This is the blog of Adam Kalsey. Unusual depth and complexity. Rich, full body with a hint of nutty earthiness.

Software Engineering

Developer Experience Principle 5: Easy to Trust

Easy to Trust

Trust is paramount in any relationship between a company and its customers. For developers building their products on top of your APIs, it’s even more so. Your ability to deliver directly affects their product. To feel comfortable with your product, it must be Easy to Trust.

You start building this trust in your marketing. Every communication with the developer needs to be trustworthy and honest, and it starts with how you talk about your product. Developers can be less tolerant of marketing over substance. If you say your product can do something, it needs to do it. Not sort of do it, not do it in the future, not do it if they buy this add-on from a partner. It’s fine to communicate futures and possibilities, but make sure it’s clear what’s available right now.
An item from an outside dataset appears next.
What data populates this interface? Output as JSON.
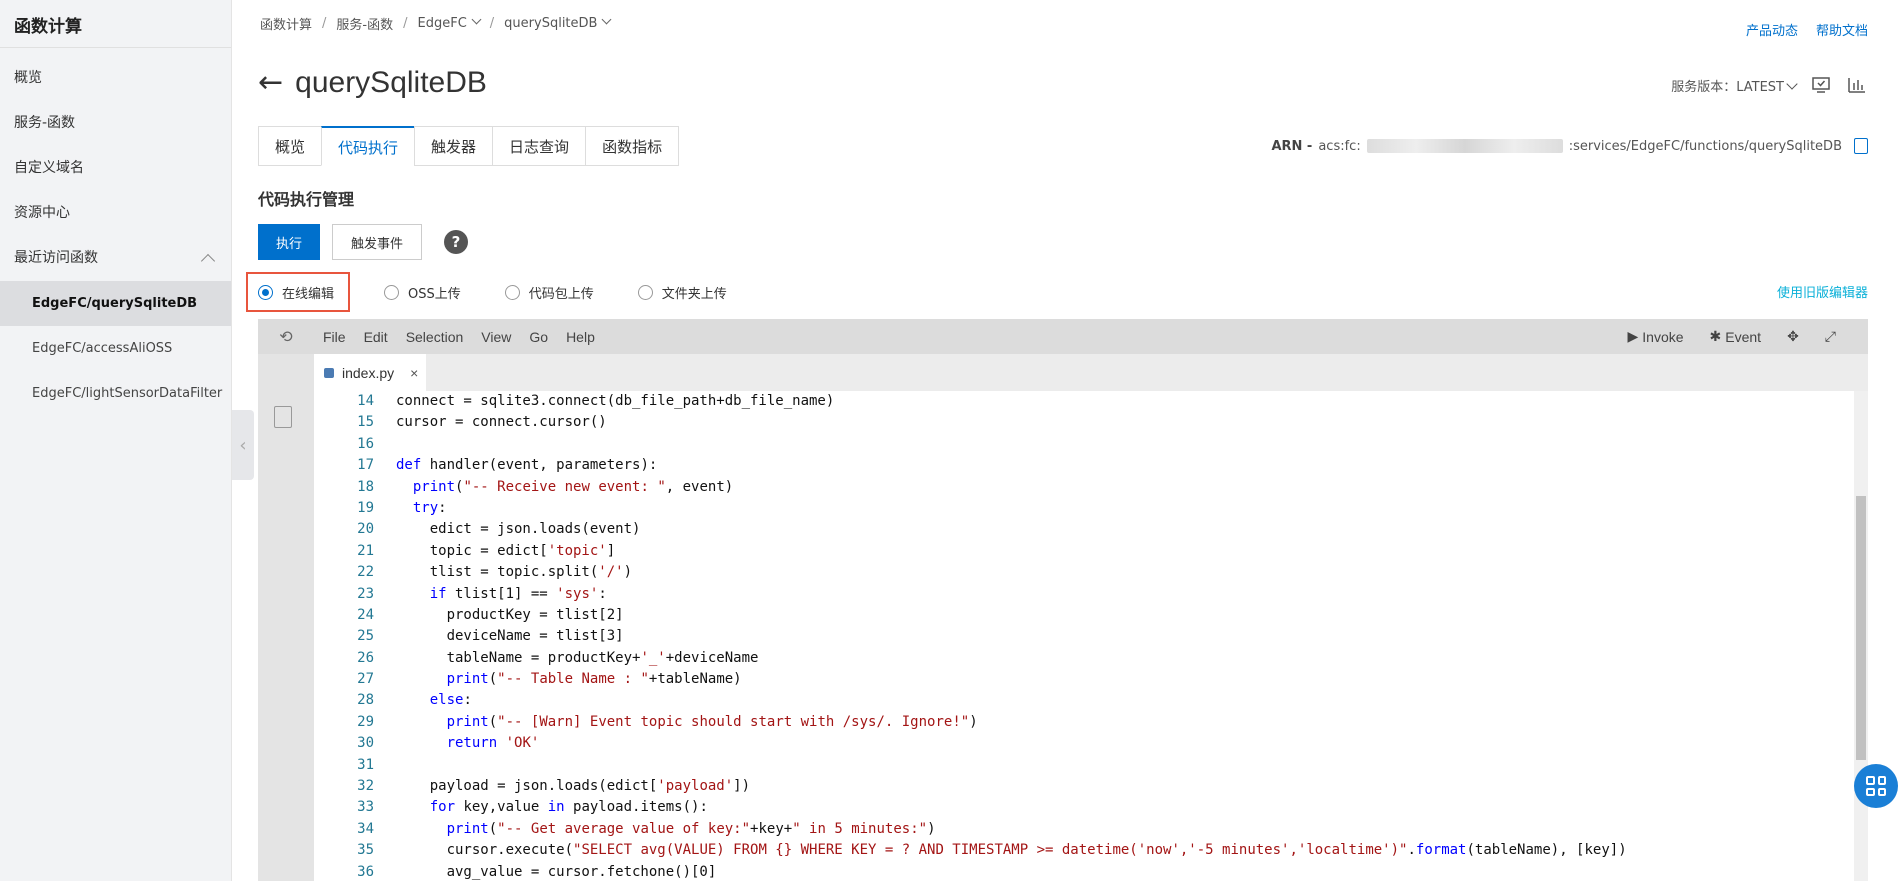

Everything you communicate needs to be honest and straightforward. You need to be open and transparent with developers. A status page for your API is helpful to developers. You can build trust by showing not just the current state of the API, but historical statistics too. Developers will trust your API more if they can judge for themselves how stable your product is.

Developers need to trust that you’ll do the right thing for their users too. They need to trust you’ll protect their users' data. Believe you won’t put things in your error messages that they can’t show to customers. Know that you understand that their users are your users too.

A great example of this is OAuth permissions screens. An API often has end-users authorize your developer’s applications through your login system. The developer’s application is handing over a part of their user experience to you. How you present the login and permissions can have a giant effect on the conversion rate for your developer. Getting this wrong could scare their users away. When asking for permissions, using confusing or overly-broad names could lead people to abandon signup. Or worse, could lead to people giving permissions that they didn’t realize they’d given up.

A developer is going to build part of their business on your product. They need to believe that you’re going to do the right thing for them and their customers.